Dugaan Terjadi Nepotisme di STAI YPIQ Baubau, Mahasiswa dalam Cengkraman Kesengsaraan.
Asma Sulistiawati (Pegiat Literasi)
Aliansi Mahasiswa Sekolah Tinggi Agama Islam
Yayasan Pendidikan Islam Qaimuddin (STAI YPIQ) Baubau menduga terdapat
nepotisme dan beberapa mahasiswa ‘siluman’ dari kalangan pejabat kampus STAI.
“Kita menindak lanjuti masalah itu ada nepotisme dan beberapa oknum pejabat
kampus salah satunya Warek ll STAI menjadi mahasiswa ‘siluman’ dimaksud. Mereka
tidak pernah mengikuti proses akademik dari semester satu hingga semester akhir
bahkan KKL, KKN dan ujian proposal tidak diikuti,” ungkap Haris Lewenusa salah
seorang aliansi mahasiswa via pesan whatsapp, Minggu 28/8. Selain Warek ll,
kata dia, terdapat dua orang lainya yang diduga mahasiswa ‘siluman’. Mereka
notabene merupakan pejabat bagian keuangan. “Tiba-tiba mereka langsung masuk
sebagai peserta ujian skripsi,” tegasnya.
Ia juga menyayangkan beberapa kebijakan kampus
yang dinilai merugikan mahasiswa. Seperti beberapa mahasiswa belum membayar
uang kuliah dikeluarkan saat presentase proposal. Padahal kendalanya hanya di
proposal, sementara proses tahapan akademik diikuti. “Kurang lebih ada sepuluh
mahasiswa dikeluarkan dan salah satunya saya juga kemarin sementara presentase
proposal tiba-tiba saya dikasi keluar,” katanya.

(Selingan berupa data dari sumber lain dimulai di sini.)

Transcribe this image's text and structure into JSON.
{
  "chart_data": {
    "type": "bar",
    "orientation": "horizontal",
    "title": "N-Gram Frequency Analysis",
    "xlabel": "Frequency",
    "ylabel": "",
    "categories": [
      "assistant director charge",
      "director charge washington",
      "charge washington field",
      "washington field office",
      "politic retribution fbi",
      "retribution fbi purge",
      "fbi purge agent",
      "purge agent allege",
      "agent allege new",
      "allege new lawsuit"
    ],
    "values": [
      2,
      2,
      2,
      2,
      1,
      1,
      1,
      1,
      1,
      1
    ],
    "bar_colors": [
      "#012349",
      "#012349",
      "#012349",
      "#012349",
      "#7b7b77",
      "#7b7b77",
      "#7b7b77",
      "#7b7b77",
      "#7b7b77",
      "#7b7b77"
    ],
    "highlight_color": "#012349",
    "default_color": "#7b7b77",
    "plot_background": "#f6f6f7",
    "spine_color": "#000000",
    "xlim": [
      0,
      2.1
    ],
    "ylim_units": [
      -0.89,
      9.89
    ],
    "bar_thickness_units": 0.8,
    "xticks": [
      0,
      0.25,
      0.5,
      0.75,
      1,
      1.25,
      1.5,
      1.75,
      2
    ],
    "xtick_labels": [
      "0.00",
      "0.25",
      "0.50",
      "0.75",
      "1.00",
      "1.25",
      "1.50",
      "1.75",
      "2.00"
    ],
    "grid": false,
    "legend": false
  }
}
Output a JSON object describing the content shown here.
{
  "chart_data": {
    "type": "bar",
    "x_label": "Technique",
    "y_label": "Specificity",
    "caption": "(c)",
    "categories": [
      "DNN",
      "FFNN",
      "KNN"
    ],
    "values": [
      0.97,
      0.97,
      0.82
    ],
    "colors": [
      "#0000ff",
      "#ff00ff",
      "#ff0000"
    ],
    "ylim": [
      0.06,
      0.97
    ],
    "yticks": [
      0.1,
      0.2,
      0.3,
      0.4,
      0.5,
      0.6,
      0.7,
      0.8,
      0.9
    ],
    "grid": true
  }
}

Dengan adanya dugaan mahasiswa ‘siluman’
tersebut, ia mendesak kepada pihak kampus dalam hal ini Ketua STAI dan Ketua
Yayasan agar menindak lanjuti permasalahan itu. Sementara itu, Wakil Rektor
(Warek) ll STAI YPIQ Baubau, Irma Ismail mengatakan yang memiliki kapasitas
menjawab tudingan mahasiswa ‘siluman’ dan nepotisme di kampus adalah Ketua STAI.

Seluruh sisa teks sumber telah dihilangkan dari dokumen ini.